Sprinkle ribs lightly with pepper, place in crockpot, and brush with 1/3 cup of teriyaki sauce generously to ensure that the ribs are coated on both sides with sauce.
Cover with the lid and turn on low for 7-8 hours or high for 4-5 hours. Internal temperature should be 145ºF.
Remove from crockpot, cover with foil, and allow to rest for 10 minutes.
While the ribs are resting, add vinegar, garlic, and remaining 1/3 cup of teriyaki sauce to the juices in the bottom of the crockpot. For a really rich sauce, add 1/3 cup of your favorite BBQ sauce. Turn crockpot to high setting and allow to simmer until thickened, about 5-10 minutes.
Brush thickened sauce from crockpot onto the ribs, and serve warm.
Notes
TFN Pro Tip:
For extra flavor, sear the ribs in a hot skillet before placing them in the slow cooker. This caramelizes the edges and locks in the juices for a more robust taste.
Recipe Variations:
Spicy Teriyaki: Add 1-2 teaspoons of sriracha or chili paste to the sauce for a spicy twist.
Honey Garlic: Substitute half the teriyaki sauce with honey for a sweeter glaze.
Pineapple Teriyaki: Stir in ¼ cup of pineapple juice for a tropical flavor boost.

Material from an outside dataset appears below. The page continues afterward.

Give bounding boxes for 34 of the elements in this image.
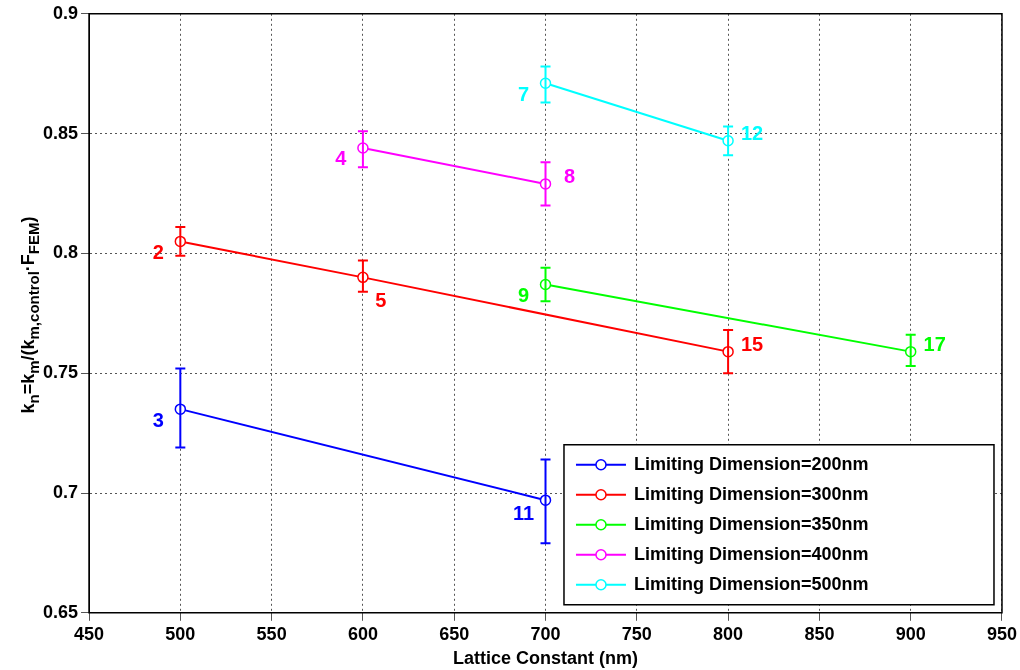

Sticky Soy: Swap the teriyaki sauce with a mix of soy sauce, hoisin, and brown sugar for a different Asian-inspired glaze.
Storing Instructions
Leftovers are easy to keep and just as tasty the next day. Once the crock pot babyback ribs have cooled to room temperature, transfer them to an airtight container or wrap tightly in foil.
Store in the refrigerator for up to 4 days.
When you're ready to enjoy them again, simply reheat in the oven at 300°F until warmed through, or microwave in short bursts to keep them tender.
For longer storage, you can freeze cooked ribs for up to 3 months. Just be sure to thaw overnight in the fridge before reheating for the best flavor and texture.